Conodonts are sufficiently abundant to allow age-determination and correlation of Cambrian through Triassic (490-200 million year old) sedimentary rocks. Previous research on thermal alteration of conodonts has been used to develop a Conodont Alteration Index (CAI), which correlates irreversible color changes of remnant organic matter within the microcrystalline hydroxyapatite matrix of these microfossils to the burial temperatures of ancient sediments. CAI values relate specific colors of conodonts to burial temperatures ranging from 50-600 ºC, but don’t give any information about the time of burial, or the thermal history of the conodont-bearing rocks.
Research by Dr. Flowers and her PhD student, Rachel Landman, revealed that conodonts from Illinois Basin sedimentary rocks yielded a subset of reproducible AHe dates that are consistent with CAI temperature estimates and local cooling histories based on other geologic information. A concern that traditional acid-based separation of conodonts from limestones could affect the dates by disturbing the U-Th/He systematics of samples led Dr. Flowers to investigate the use of electric-pulse disaggregation to remove conodonts from their sedimentary matrix. Examination of platforms by ultra-high resolution microcomputed tomography prior to AHe analysis also enabled calculation of more accurate alpha-ejection corrections to account for loss of Helium at the edges of apatite crystals. Ultimately, this study showed that platform conodont elements, especially those with higher U-Th, yielded the most-reproducible results. In contrast, bar and blade conodont element types yielded more dispersed dates that include anomalously-old results, which they interpret as a consequence of U-Th loss during open-system conodont behavior.

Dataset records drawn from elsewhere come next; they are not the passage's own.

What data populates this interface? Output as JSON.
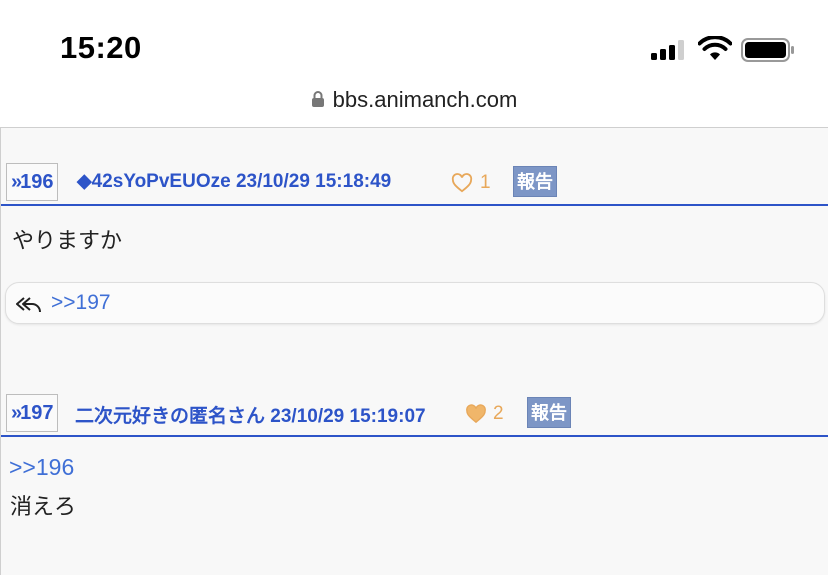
{
  "status_bar": {
    "time": "15:20"
  },
  "url_bar": {
    "domain": "bbs.animanch.com"
  },
  "posts": [
    {
      "number": "196",
      "meta": "◆42sYoPvEUOze 23/10/29 15:18:49",
      "likes": "1",
      "liked": false,
      "report_label": "報告",
      "body_lines": [
        "やりますか"
      ],
      "replies": [
        ">>197"
      ]
    },
    {
      "number": "197",
      "meta": "二次元好きの匿名さん 23/10/29 15:19:07",
      "likes": "2",
      "liked": true,
      "report_label": "報告",
      "anchor": ">>196",
      "body_lines": [
        "消えろ"
      ]
    }
  ],
  "colors": {
    "accent": "#2d54c8",
    "link": "#3f6fd6",
    "heart": "#e8a85a",
    "report_bg": "#7d96c6"
  }
}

Her next step will be collaborating with a conodont paleontologist to characterize the best fossils for consistent and reproducible results, focusing on the best lithologies for dating, and then using samples from another sedimentary basin to further develop the potential of this methodology. According to Dr. Flowers, “If we successfully develop conodonts as a new thermochronometer, then this would become an important new tool to constrain thermal histories in sedimentary basins.” She also noted that “my PRF ‘starter grant’ was the key to recruit a graduate student, launch a research project, and to establish myself in the field. I would not have been able to pursue this new research direction without the support of my current (ND) grant.”

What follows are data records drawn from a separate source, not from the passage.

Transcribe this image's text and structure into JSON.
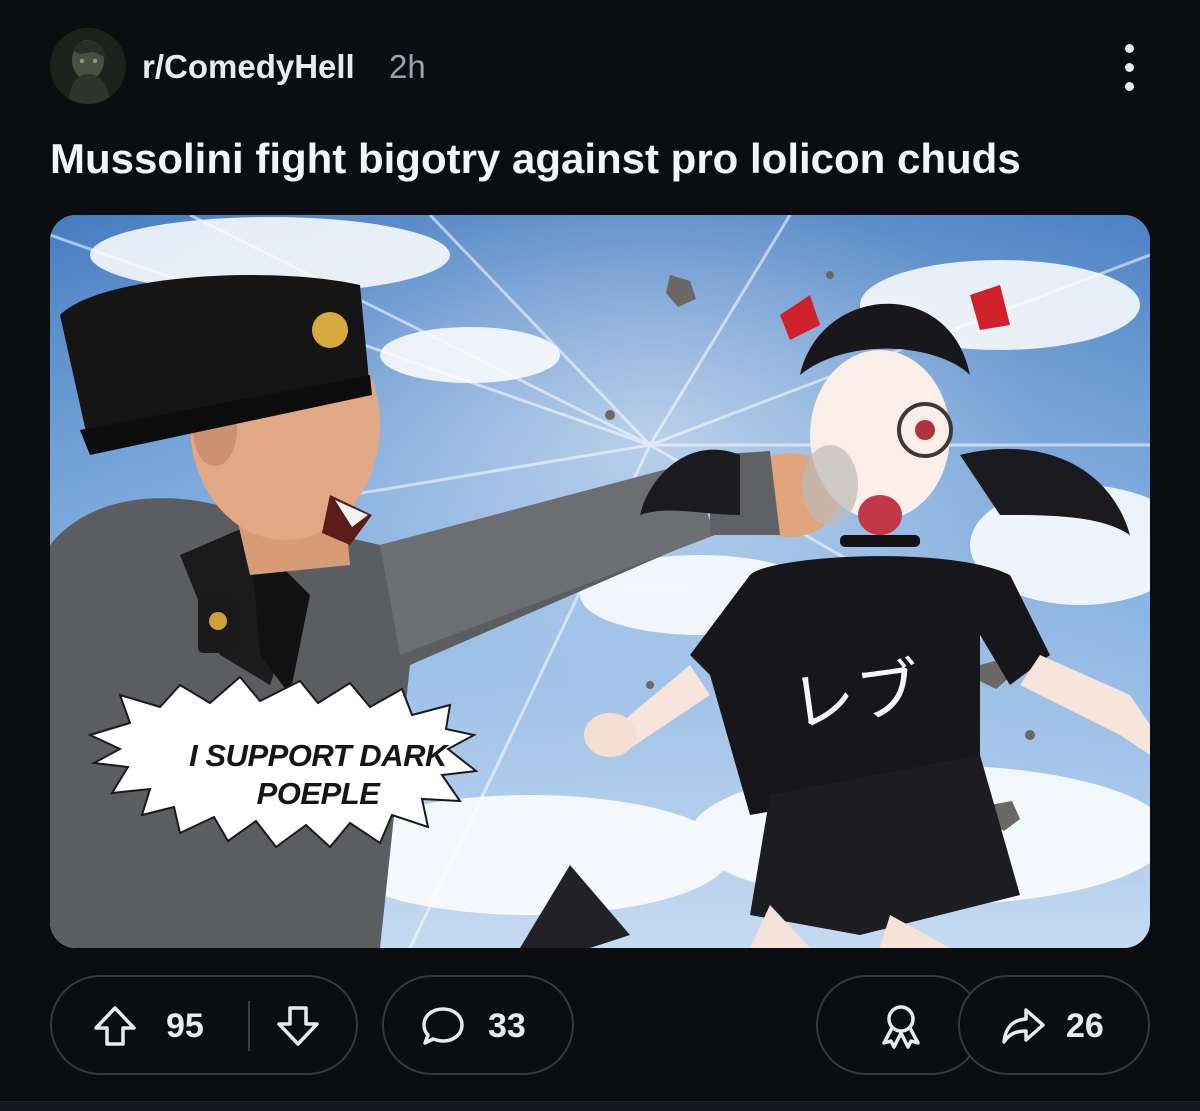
{
  "header": {
    "subreddit": "r/ComedyHell",
    "time": "2h",
    "avatar_icon": "user-avatar-icon",
    "menu_icon": "more-vertical-icon"
  },
  "post": {
    "title": "Mussolini fight bigotry against pro lolicon chuds",
    "image": {
      "speech_bubble_line1": "I SUPPORT DARK",
      "speech_bubble_line2": "POEPLE",
      "shirt_text": "レブ"
    }
  },
  "actions": {
    "upvote_icon": "arrow-up-icon",
    "downvote_icon": "arrow-down-icon",
    "score": "95",
    "comment_icon": "comment-bubble-icon",
    "comments": "33",
    "award_icon": "award-ribbon-icon",
    "share_icon": "share-arrow-icon",
    "shares": "26"
  },
  "colors": {
    "background": "#0b0d10",
    "text": "#f2f4f5",
    "muted": "#9aa2aa",
    "pill_border": "#343a40"
  }
}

Dr. Flowers received a Bachelors’ degree in Geology from the College of William and Mary, and an M.S. in Geology from the University of Utah. Her doctoral studies in Geology and Geochemistry at the Massachusetts Institute of Technology were supported by an NSF Graduate Fellowship. After a post-doctoral fellowship at the California Institute of Technology, she joined the faculty of the University of Colorado, Boulder in 2007. Dr. Flowers was a Distinguished Lecturer of the Mineralogical Society of America in 2015-2016.